They test send times, then choose the time that delivers the most opens and clicks. This only works if your customers are all in the same time zone. If not, there is a better way. We have already said that there is no better day to send e-mails. That's true when you generalize the data, but in your own business you definitely see lifts at peak times of the day or week. Best day to email finding the best time to send an email seems pretty straightforward. Just test a control group against a few variables and track the clicks, right? This neglects the extremely important
Variable mentioned above: time zones . You might find, for example, that sending a campaign at 10 a.M. Est gets the most clicks. But that could mean that some customers receive the company mailing list same email at 4 p.M. Or 3 a.M. It's the "Best" time compared to the other times you've tested, but it's not really optimal. It is a local maximum and not a global one. In general, emailing a group of people at exactly the same time, regardless of their location, will never yield the best results. Kill time there are several ways to tackle the tricky challenge of optimizing time zones. The rudimentary approach is to prioritize the most common time zone and send it to everyone at once.
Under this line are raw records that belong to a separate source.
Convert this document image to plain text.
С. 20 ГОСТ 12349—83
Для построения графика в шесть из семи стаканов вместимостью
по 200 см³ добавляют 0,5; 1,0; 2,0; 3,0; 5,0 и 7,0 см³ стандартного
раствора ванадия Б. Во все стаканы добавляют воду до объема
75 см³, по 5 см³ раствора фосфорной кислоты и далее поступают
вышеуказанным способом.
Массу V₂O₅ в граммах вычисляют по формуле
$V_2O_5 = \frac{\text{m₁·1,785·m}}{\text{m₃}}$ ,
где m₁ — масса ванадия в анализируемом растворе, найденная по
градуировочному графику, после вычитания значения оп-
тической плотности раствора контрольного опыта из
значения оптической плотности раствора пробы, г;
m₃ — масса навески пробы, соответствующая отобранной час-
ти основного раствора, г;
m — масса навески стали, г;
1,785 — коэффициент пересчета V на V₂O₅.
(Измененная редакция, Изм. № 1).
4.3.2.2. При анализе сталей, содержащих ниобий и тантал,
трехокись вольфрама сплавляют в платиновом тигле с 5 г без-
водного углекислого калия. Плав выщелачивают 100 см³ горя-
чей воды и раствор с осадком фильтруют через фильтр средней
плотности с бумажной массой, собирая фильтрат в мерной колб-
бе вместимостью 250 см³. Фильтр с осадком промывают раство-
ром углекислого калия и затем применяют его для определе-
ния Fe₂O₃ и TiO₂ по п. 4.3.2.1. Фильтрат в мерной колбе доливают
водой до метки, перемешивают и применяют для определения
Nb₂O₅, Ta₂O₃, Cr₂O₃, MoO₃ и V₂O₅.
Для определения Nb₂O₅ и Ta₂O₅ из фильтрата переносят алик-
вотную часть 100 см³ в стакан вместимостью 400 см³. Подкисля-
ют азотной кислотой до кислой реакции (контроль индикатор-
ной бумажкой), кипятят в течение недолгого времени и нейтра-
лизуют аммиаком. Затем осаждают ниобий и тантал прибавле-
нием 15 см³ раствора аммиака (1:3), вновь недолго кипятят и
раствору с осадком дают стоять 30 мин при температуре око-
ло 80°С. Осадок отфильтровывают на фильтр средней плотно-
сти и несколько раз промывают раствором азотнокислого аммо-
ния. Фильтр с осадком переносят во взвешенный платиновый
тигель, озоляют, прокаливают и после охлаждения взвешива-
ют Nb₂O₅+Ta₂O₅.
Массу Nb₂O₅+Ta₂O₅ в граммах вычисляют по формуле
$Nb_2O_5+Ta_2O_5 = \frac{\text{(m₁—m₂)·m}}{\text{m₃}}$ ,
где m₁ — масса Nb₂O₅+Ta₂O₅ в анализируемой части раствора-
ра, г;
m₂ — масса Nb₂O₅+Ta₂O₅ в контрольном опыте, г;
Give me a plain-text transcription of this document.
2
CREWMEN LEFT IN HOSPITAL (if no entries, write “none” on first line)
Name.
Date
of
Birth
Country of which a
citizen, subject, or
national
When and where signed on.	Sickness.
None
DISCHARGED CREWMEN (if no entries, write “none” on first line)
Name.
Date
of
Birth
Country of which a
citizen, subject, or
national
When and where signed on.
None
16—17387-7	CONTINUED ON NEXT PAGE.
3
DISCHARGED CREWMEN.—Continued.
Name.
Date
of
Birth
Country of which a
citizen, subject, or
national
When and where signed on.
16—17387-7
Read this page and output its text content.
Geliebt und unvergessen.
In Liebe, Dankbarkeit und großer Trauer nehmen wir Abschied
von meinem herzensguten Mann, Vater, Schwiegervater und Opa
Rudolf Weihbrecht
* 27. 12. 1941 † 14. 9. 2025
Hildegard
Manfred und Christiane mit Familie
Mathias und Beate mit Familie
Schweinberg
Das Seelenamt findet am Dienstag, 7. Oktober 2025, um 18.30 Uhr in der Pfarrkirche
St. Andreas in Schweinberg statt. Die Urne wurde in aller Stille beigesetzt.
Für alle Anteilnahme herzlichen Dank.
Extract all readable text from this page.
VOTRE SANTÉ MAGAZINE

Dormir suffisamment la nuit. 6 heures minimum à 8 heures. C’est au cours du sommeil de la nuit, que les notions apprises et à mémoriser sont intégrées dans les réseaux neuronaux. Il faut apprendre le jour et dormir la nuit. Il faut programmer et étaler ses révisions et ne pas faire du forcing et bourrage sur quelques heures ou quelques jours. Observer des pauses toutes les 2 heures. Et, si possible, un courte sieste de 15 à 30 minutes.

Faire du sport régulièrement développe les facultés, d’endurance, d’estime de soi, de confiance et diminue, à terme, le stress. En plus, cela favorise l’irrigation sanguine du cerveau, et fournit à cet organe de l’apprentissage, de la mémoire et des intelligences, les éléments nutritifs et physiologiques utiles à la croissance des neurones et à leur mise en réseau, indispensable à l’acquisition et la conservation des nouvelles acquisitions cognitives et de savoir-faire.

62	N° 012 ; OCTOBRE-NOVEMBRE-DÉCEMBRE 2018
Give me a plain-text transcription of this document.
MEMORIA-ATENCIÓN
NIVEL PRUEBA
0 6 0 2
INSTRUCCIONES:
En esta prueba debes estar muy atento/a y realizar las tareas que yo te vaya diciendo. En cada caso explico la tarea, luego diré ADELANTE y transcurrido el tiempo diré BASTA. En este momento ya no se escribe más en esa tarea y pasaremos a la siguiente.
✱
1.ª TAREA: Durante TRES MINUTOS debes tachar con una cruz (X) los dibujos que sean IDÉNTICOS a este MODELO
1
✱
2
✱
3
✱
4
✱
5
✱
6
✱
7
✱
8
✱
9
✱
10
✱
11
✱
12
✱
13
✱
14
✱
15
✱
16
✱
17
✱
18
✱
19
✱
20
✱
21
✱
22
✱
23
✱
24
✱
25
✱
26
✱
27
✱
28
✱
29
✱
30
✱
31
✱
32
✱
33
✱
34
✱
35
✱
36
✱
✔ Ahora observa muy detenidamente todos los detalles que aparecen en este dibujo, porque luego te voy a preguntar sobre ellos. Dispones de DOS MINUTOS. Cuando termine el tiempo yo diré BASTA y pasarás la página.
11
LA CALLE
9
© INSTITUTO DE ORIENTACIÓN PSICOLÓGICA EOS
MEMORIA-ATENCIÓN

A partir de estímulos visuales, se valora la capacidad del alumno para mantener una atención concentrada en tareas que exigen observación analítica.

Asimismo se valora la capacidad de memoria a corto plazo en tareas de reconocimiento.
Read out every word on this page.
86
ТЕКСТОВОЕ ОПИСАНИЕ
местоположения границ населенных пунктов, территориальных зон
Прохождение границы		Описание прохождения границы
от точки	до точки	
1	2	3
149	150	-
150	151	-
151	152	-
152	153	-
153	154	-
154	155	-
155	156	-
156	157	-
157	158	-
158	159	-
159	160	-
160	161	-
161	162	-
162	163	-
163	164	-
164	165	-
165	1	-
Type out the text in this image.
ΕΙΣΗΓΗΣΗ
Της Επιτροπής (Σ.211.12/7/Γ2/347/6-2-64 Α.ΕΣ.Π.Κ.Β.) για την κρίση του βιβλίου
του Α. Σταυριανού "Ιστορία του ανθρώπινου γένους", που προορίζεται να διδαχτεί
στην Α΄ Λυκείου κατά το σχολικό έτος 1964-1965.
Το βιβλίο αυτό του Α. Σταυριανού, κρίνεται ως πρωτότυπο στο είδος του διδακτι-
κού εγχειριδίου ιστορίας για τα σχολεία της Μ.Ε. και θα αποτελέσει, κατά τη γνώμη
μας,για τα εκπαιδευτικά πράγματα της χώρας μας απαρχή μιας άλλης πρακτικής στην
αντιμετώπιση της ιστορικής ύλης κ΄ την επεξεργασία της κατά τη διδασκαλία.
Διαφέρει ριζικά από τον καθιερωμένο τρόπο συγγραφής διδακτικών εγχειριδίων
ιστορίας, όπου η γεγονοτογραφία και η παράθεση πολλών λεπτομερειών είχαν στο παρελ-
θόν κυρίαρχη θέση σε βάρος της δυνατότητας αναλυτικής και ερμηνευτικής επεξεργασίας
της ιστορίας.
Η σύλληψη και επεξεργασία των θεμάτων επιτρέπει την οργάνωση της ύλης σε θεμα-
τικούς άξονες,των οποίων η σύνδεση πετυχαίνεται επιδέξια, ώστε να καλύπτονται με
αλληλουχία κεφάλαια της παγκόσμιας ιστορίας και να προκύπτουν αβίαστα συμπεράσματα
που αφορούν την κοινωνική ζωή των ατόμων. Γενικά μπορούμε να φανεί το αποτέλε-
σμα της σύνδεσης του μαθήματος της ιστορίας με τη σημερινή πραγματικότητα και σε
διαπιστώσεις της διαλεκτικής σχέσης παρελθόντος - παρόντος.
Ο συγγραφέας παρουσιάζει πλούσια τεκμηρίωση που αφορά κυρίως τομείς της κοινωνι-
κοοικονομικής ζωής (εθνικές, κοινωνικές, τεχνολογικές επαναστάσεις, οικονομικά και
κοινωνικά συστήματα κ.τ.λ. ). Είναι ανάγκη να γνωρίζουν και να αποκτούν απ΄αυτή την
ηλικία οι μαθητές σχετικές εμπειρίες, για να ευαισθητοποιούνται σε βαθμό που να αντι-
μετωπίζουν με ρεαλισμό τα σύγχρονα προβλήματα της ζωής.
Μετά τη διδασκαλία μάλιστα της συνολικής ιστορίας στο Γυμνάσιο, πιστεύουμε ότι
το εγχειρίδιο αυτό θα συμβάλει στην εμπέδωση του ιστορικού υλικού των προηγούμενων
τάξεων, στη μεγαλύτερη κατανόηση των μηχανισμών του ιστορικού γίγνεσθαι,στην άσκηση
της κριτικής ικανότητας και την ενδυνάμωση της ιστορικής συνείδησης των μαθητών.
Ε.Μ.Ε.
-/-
If you want to go further, you can segment users
By time zone and schedule newsletters separately. It works, but it's tedious. You need to find a way to track customers' time zone and persist that data. Send a message to your users without synchronizing data connect csvs, google sheets, airtable, databases, etc., define an audience and send a newsletter, all without having to sync your data again . This challenge becomes more difficult if you also trigger behavioral and transactional campaigns, as you have to manage two different sets of data. You cannot, for example, create segments based on a user's click or open behavior in a newsletter unless you export the data to excel and download new lists and vice versa. There's quite a bit of manual work, and you usually end up with two sets of data and one group of customers. It's far from ideal. “one team, one tool” one of the product mantras here at vero is “one team, one tool”.